New IoT legislation to be introduced in U.S.
Thu 3 Aug 2017

A group of U.S. senators plans to introduce legislation seeking to prevent vulnerabilities in IoT, according to a Reuters report.
The new bill that is about to be announced next week would require vendors that provide web-connected equipment to the U.S. government to ensure their products are patchable and conform to industry security standards. The bill would also forbid vendors from supplying devices that have unchangeable passwords or known security vulnerabilities.
The legislation is sponsored by Democrats Mark Warner and Ron Wyden, and Republicans Steve Daines and Cory Gardner. The document was drafted with input from IT experts from the Atlantic Council and Harvard University.
A Senate aide who helped write the bill said that companion legislation in the House was expected soon. ‘We’re trying to take the lightest touch possible,’ said Warner.
The legislation was intended to remedy an ‘obvious market failure’ that has left device manufacturers with almost no stimulus to build with security in mind. The paper would allow federal agencies to ask the U.S. Office of Management and Budget for permission to buy non-compliant devices if other controls, such as network segmentation, are present.

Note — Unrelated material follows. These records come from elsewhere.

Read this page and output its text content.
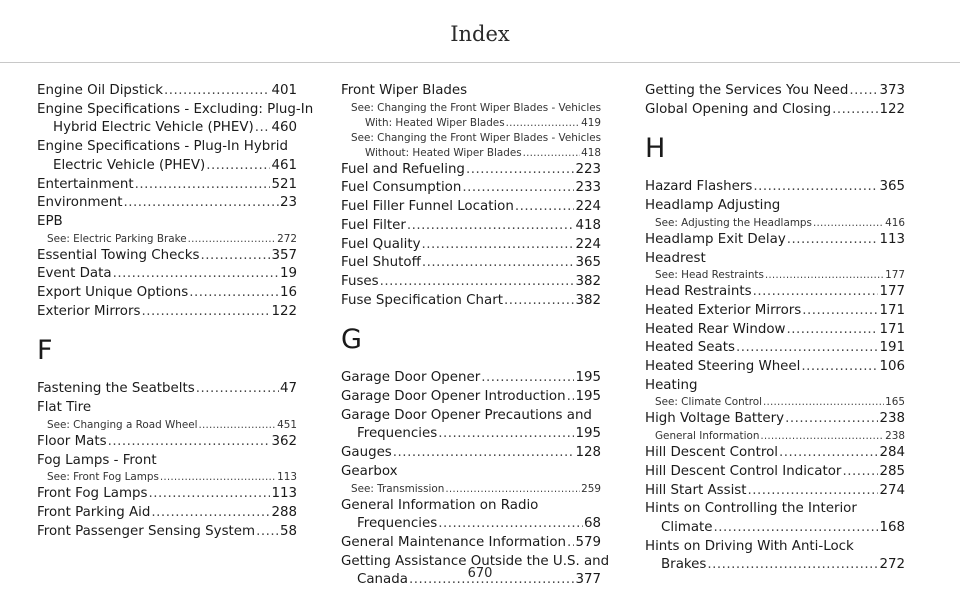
Index
Engine Oil Dipstick .....	401
Engine Specifications - Excluding: Plug-In
Hybrid Electric Vehicle (PHEV) ..... 460
Engine Specifications - Plug-In Hybrid
Electric Vehicle (PHEV) .....	461
Entertainment .....	521
Environment .....	23
EPB
See: Electric Parking Brake .....	272
Essential Towing Checks .....	357
Event Data .....	19
Export Unique Options .....	16
Exterior Mirrors .....	122
F
Fastening the Seatbelts .....	47
Flat Tire
See: Changing a Road Wheel .....	451
Floor Mats .....	362
Fog Lamps - Front
See: Front Fog Lamps .....	113
Front Fog Lamps .....	113
Front Parking Aid .....	288
Front Passenger Sensing System ..... 58
Front Wiper Blades
See: Changing the Front Wiper Blades - Vehicles
With: Heated Wiper Blades .....	419
See: Changing the Front Wiper Blades - Vehicles
Without: Heated Wiper Blades .....	418
Fuel and Refueling .....	223
Fuel Consumption .....	233
Fuel Filler Funnel Location .....	224
Fuel Filter .....	418
Fuel Quality .....	224
Fuel Shutoff .....	365
Fuses .....	382
Fuse Specification Chart .....	382
G
Garage Door Opener .....	195
Garage Door Opener Introduction ..... 195
Garage Door Opener Precautions and
Frequencies .....	195
Gauges .....	128
Gearbox
See: Transmission .....	259
General Information on Radio
Frequencies .....	68
General Maintenance Information ..... 579
Getting Assistance Outside the U.S. and
Canada .....	377
Getting the Services You Need ..... 373
Global Opening and Closing .....	122
H
Hazard Flashers .....	365
Headlamp Adjusting
See: Adjusting the Headlamps .....	416
Headlamp Exit Delay .....	113
Headrest
See: Head Restraints .....	177
Head Restraints .....	177
Heated Exterior Mirrors .....	171
Heated Rear Window .....	171
Heated Seats .....	191
Heated Steering Wheel .....	106
Heating
See: Climate Control .....	165
High Voltage Battery .....	238
General Information .....	238
Hill Descent Control .....	284
Hill Descent Control Indicator .....	285
Hill Start Assist .....	274
Hints on Controlling the Interior
Climate .....	168
Hints on Driving With Anti-Lock
Brakes .....	272
670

The document would expand legal protections for cyber researchers to hack equipment to find vulnerabilities so manufacturers can patch previously unknown flaws.
Though security for IoT has been a known problem for years, some manufacturers say they are not well equipped to produce cyber-secure devices.
Chief technology officer at cloud computing firm VMware, Ray O’Farrell, said the new legislation includes ‘reasonable security recommendations’ that would be critical to improving protection of federal government networks.
In July, Amazon Web Services and VMware started negotiating a partnership on data centre software. The two companies are considering jointly developing a software product for use in the data centre.